Tailoring hydrogel degradation and drug release via neighboring amino acid controlled ester hydrolysis

We present a versatile scheme to rationally modulate the hydrolysis rate of ester bonds in hydrophilic polymer networks via adjacent charged amino acids. As soluble model systems, two cysteine-bearing oligopeptides containing either positively charged arginine (GRCRGGRCRG, termed 'R-linker') or negatively charged aspartic acid (GDCDGGDCDG, termed 'D-linker') were linked to monomethoxy PEG-acrylate via Michael-type addition, and the hydrolysis rate of the conjugates was monitored using HPLC. A ca. 6-fold difference in hydrolysis kinetics of the conjugates was determined, positively charged arginine leading to an increased hydrolysis rate (t(1/2) of 6.56 days vs. 36.1 days for the R- and D-linker containing conjugates, respectively). As a first step towards utilizing this concept to create tunable matrices for drug delivery and tissue engineering, the above peptides were crosslinked into hybrid hydrogels ('R-gels' and 'D-gels') by mixing with 4-arm PEG-acrylate at variable stoichiometric ratios. The physicochemical gel properties were characterized and gel degradation kinetics were quantified by monitoring the gel weight change over time at pH 7.4 and 37 degrees C. Differences in ester hydrolysis rates of individual chains translated into a ca. 12-fold difference in hydrogel degradation rate (R-gels: t(1/2) = 7.53 days, D-gels: t(1/2) = 86.6 days).

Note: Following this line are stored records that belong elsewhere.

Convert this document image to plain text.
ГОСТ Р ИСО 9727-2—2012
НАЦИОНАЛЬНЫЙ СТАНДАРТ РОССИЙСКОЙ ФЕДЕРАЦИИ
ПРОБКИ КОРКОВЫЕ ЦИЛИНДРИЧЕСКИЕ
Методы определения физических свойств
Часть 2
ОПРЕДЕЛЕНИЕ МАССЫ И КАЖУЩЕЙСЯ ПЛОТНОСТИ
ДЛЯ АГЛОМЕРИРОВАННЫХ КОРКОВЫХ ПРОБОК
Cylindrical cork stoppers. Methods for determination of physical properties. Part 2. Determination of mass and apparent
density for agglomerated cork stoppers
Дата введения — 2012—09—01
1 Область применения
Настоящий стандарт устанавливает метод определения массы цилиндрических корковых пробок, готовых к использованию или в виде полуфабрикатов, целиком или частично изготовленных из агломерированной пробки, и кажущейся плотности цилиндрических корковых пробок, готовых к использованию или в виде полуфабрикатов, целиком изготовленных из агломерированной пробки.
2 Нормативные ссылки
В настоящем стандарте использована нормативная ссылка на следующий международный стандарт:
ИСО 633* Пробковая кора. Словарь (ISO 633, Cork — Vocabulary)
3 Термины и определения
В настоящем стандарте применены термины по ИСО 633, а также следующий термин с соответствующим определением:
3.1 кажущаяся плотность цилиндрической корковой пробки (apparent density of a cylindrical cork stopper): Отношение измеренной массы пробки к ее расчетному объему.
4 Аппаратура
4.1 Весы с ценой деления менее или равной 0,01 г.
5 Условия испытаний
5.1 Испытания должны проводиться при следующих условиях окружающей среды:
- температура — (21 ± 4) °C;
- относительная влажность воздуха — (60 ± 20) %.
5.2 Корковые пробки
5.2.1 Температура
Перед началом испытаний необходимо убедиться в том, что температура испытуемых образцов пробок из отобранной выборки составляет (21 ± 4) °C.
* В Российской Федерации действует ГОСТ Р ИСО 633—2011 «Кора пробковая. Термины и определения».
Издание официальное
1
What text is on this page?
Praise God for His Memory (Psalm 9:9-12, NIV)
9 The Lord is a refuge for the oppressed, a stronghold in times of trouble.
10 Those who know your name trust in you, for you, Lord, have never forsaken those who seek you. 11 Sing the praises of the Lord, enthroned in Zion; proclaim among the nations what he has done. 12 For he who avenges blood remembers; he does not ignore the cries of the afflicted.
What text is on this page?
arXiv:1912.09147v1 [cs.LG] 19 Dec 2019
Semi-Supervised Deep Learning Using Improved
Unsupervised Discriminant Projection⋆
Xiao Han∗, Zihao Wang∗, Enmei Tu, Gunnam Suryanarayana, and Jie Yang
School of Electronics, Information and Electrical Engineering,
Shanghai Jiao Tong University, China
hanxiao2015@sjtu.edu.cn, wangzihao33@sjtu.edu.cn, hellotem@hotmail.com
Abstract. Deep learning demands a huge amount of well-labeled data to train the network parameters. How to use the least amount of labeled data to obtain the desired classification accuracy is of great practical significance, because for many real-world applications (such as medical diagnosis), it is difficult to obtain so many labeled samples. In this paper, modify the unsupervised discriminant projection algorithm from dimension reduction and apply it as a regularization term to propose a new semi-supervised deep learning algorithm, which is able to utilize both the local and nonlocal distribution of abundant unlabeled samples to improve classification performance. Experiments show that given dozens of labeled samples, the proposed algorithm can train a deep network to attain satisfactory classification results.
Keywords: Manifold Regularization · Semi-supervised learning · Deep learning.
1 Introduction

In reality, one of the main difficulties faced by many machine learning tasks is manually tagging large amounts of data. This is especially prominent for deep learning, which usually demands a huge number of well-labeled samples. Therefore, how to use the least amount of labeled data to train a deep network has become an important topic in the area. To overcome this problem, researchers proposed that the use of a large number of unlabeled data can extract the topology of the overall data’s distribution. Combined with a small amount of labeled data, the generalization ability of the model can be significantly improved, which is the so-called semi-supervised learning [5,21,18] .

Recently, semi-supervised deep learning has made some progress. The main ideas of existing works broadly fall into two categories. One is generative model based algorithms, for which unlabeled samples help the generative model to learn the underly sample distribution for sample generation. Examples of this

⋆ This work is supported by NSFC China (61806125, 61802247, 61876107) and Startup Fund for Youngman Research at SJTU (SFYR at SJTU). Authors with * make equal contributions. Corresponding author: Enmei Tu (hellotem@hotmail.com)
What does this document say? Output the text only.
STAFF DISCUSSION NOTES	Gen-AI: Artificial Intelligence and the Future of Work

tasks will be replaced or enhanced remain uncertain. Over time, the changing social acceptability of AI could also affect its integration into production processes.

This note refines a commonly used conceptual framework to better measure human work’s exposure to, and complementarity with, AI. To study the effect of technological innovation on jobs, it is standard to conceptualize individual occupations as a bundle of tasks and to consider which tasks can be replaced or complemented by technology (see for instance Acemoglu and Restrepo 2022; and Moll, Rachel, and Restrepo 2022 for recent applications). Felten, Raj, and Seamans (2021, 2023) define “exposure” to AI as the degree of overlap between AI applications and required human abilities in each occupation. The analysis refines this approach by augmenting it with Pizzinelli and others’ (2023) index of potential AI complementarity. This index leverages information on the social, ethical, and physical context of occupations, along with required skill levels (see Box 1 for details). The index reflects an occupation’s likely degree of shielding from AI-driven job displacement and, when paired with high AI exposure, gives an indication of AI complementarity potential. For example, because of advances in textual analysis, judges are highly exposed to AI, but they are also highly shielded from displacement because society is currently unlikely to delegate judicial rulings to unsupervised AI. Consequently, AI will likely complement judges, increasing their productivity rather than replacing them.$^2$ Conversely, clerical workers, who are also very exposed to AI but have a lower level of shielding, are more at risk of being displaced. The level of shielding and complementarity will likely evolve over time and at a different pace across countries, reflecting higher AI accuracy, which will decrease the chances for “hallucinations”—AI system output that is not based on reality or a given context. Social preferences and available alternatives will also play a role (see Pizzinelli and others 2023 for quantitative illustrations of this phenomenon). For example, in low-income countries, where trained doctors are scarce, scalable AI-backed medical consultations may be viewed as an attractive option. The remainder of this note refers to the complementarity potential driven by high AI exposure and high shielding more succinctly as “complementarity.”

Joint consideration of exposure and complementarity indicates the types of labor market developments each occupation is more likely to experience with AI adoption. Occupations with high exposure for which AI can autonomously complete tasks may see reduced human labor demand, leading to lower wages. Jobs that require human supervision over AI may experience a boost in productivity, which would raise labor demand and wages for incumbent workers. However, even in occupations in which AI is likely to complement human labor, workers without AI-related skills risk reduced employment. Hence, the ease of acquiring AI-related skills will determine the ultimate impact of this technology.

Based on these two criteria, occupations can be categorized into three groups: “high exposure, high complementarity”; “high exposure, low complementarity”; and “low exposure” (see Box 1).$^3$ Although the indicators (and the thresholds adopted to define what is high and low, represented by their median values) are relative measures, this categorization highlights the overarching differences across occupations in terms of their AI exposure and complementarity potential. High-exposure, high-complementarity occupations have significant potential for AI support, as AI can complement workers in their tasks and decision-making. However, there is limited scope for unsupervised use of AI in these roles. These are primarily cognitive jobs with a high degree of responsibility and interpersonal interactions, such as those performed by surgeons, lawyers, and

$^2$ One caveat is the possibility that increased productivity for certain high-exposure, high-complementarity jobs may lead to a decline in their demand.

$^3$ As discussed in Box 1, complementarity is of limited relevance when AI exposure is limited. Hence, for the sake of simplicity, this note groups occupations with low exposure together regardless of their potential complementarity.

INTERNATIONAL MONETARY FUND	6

Finally, the gel release kinetics of covalently linked bovine serum albumin (BSA) was also shown to be highly dependent on the charge of adjacent amino acids (R-gels: t(1/2) = 3.32 days, D-gels: t(1/2) = 32.1 days). With the availability of 20 natural amino acids as building blocks to modulate the chemical environment in close proximity of labile esters, we expect this work will provide a generalizable framework for the engineering of hybrid polymer-co-peptide gels with tunable and predictive degradation and drug release properties.